The poor peasant is trading off immediate gains from farm production for the long-term betterment of his children’s welfare by sending them to primary school instead of having them work on the field.


The productive rich who go to Balesin are spending a hefty amount, including accommodations and happy meals for their yaya, trading off work (and more income) for leisure. Our President, Noynoy Aquino, has traded off having wife and children for the presidency — it would have been impossible for him to attend to family while preoccupied with removing Renato Corona from the Supreme Court, having reproductive health and sin tax legislated, and searching desperately for ways to make Mar Roxas become competitive in 2016.In the realm of public policy, the politician or the technocrat has to grapple always with trade-offs. A typical example in economic policy-making is the trade-off between employment and low inflation in the short run. When the government decides to increase employment and output, it must recognize that this will lead to price increases. Bolstered by government spending and higher incomes resulting from more jobs, aggregate demand increases and outpaces aggregate supply at the current price level. This leads to a higher inflation rate.

Depreciating the local currency, which in the current Philippine context is generally beneficial for the economy and for employment, has a necessary trade-off — an increase in the inflation rate, for it increases the prices of imported goods, including oil and consumer items.

The term “guns and butter” should be familiar, especially for those who had introductory economics in college. Because any country has a budget constraint (resources are finite) : the more it spends for the military or for defense, the less it spends for food (or education).

“Guns and butter” in fact can also apply to war and peace. This brings us to the discussion about the Mamasapano tragedy.

Much of the severe criticism with regard to the Mamasapano debacle has revolved around the botched tactical operations, including the breakdown in the chain of command and the absence of coordination between the Special Action Force and the Armed Forces of the Philippines (AFP).

But only a few have raised a more fundamental question of whether the operation to capture or kill Marwan was worth the trade-off.
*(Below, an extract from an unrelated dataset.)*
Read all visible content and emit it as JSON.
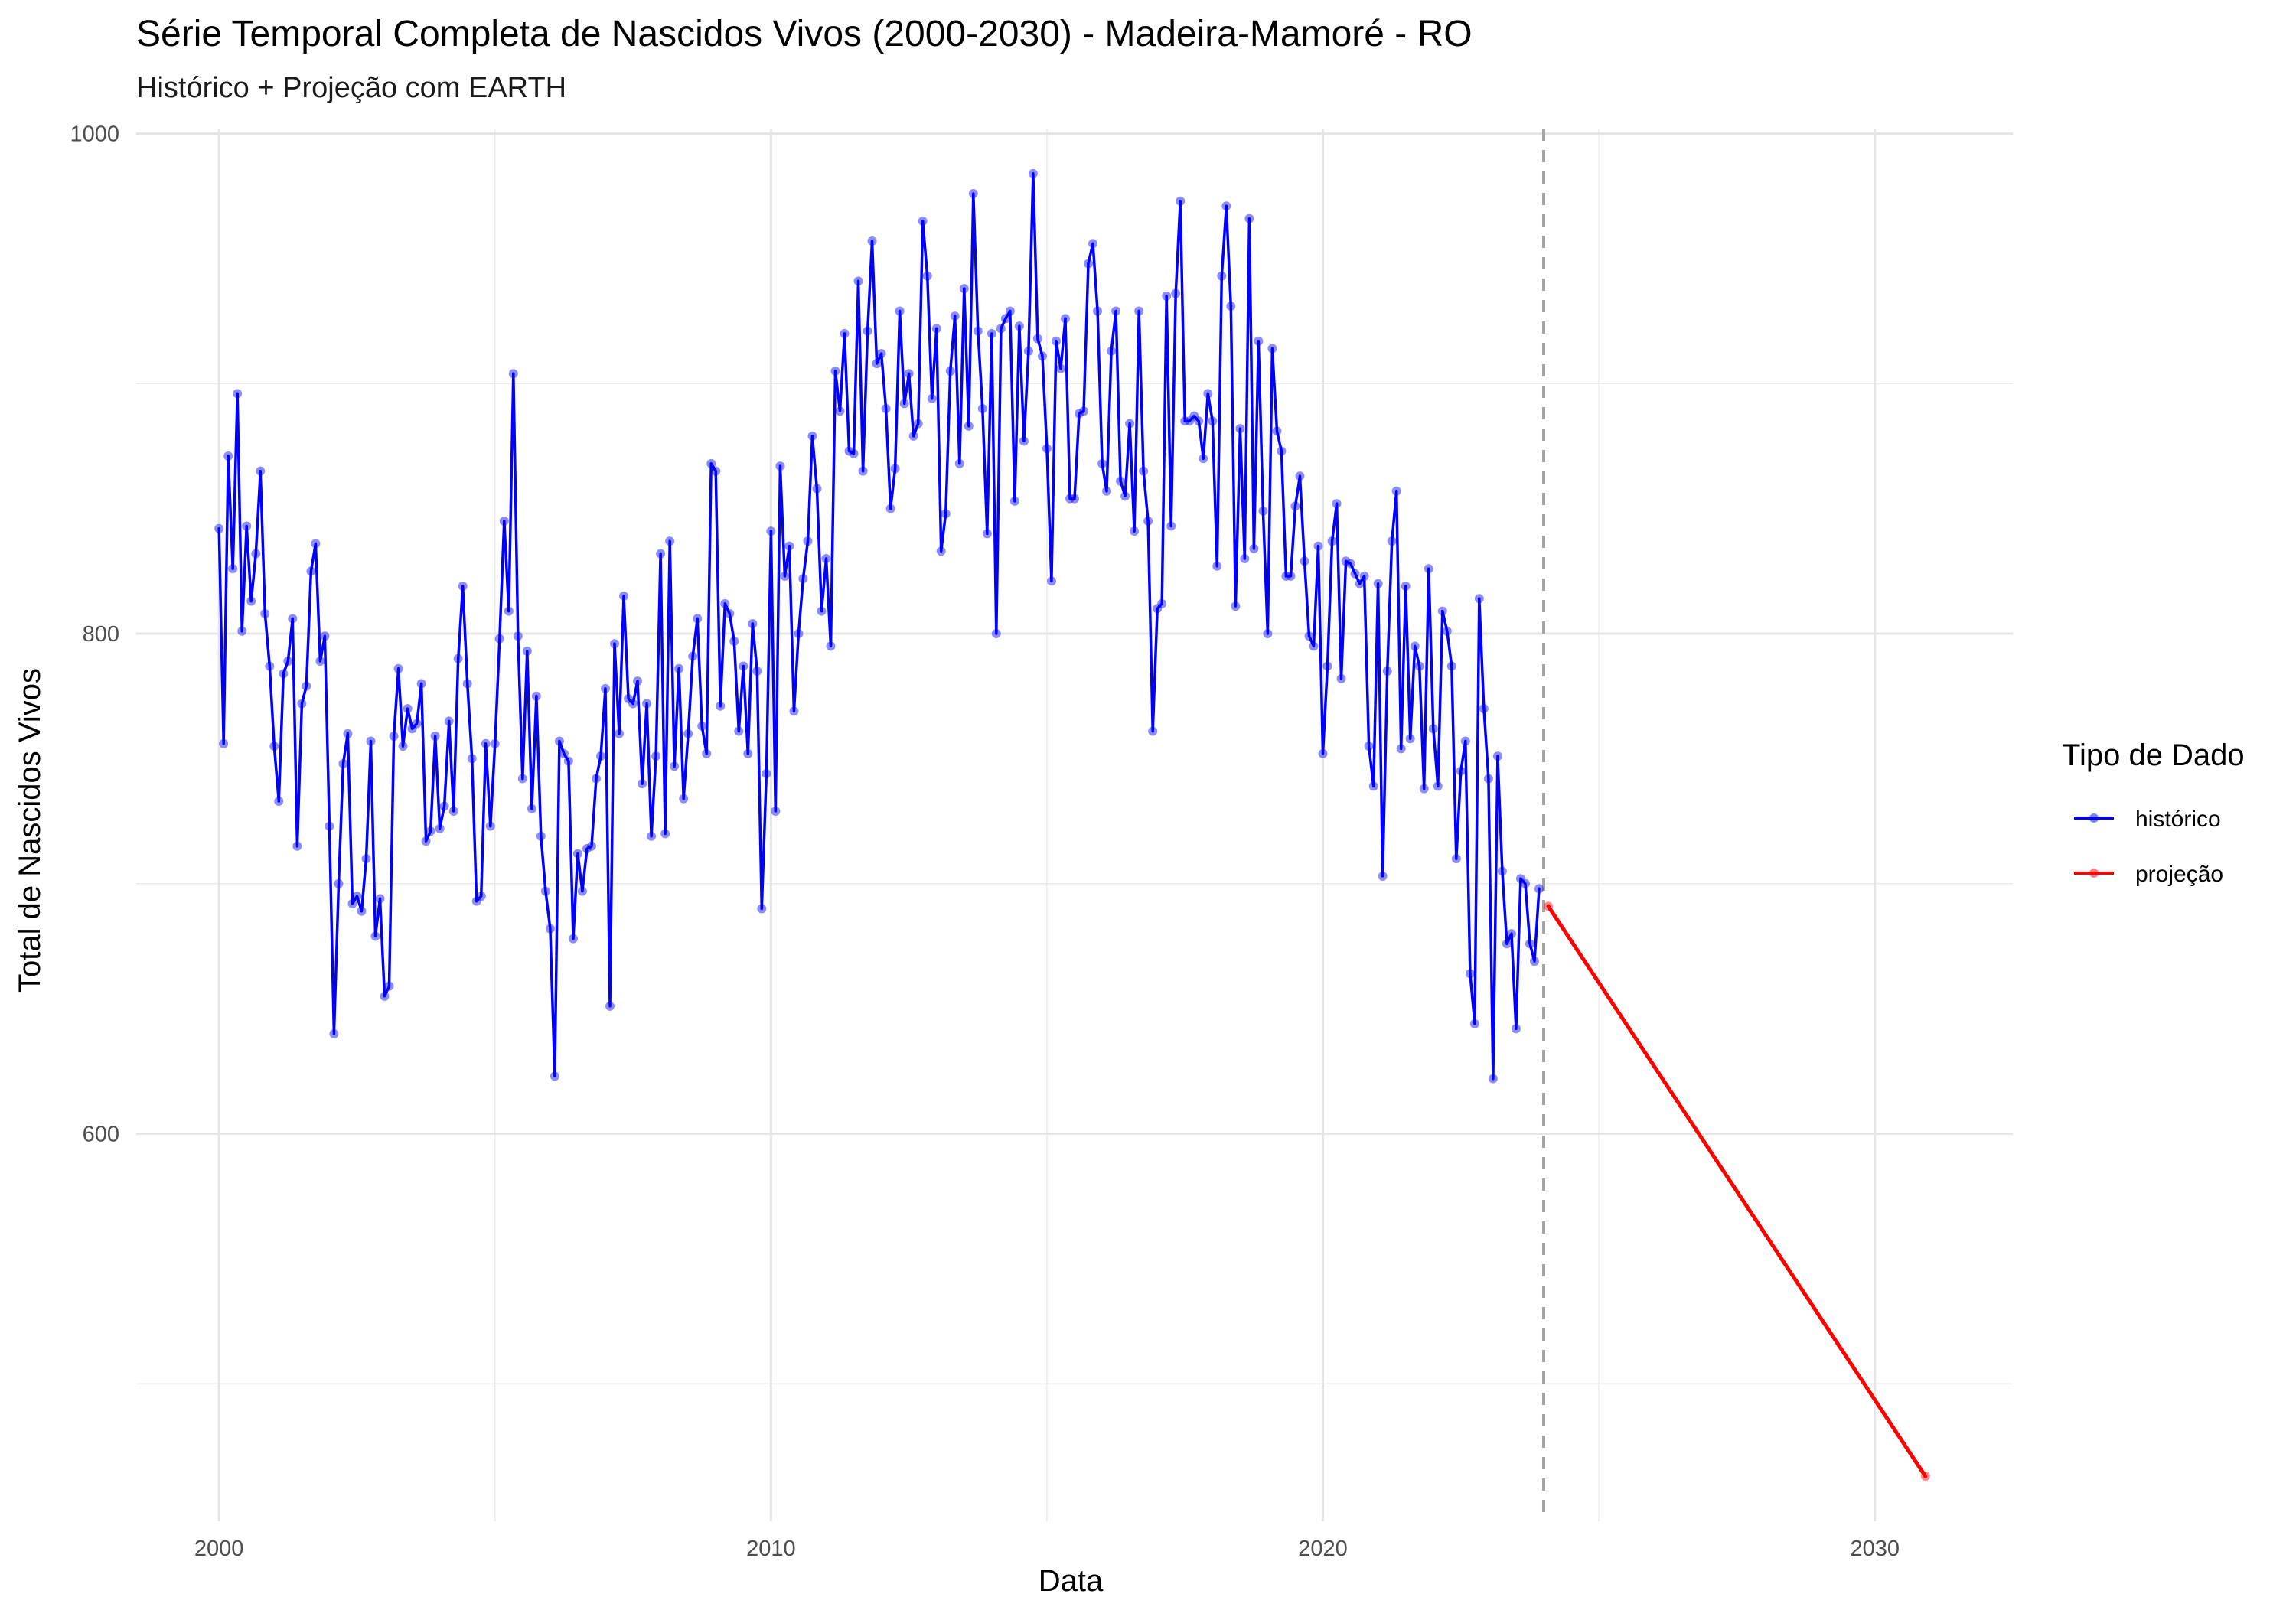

The question is: As it was planned (that is, without disclosing information to other major stakeholders), could the operation to capture or kill Marwan have been pulled off without endangering the peace talks with the Moro Islamic Liberation Front (MILF) ?

Consider the fact that several attempts before Mamasapano were aborted. If they were not stopped, these operations would have also ended in disaster. It would have likewise threatened the peace negotiations. The risk was very high: The objective of capturing Marwan would result in undermining the objective of having peace with the MILF.

The report of the Board of Inquiry quotes the mayor of Mamasapano, Tahirodin Benzar Ampatuan, who said that the clash with the MILF was inevitable when the SAF conducted armed operations within the MILF’s controlled territory.

Rappler’s editor Glenda Gloria captures in writing what the trade-off was: “I sneaked Alan [Purisima] into a special operation behind the military’s back, but for a noble cause of arresting a bomb-maker. Yet, I also accepted the AFP to heed my orders of keeping the peace, an equally noble cause. The left hand was made to contradict the right.”

But here’s the rub, the wisdom of capturing Marwan at the risk of endangering the peace is put into question by the international think-tank Institute for Policy Analysis of Conflict, which reported that Marwan’s “image was bigger than the man,” that “a tendency to panic in crisis situations made him unwanted in battle,” and that he had “no special bomb-making skills.”

In sum, the trade-off was very costly.

In the wake of the Mamasapano tragedy, rabble-rousing politicians like Alan Peter Cayetano and Bongbong Marcos want the country to reject the proposed Bangsamoro Basic Law and the MILF. This again is a question of trade-off. Guns or butter? War or peace?

Filomeno S. Sta Ana III coordinates the Action for Economic Reforms.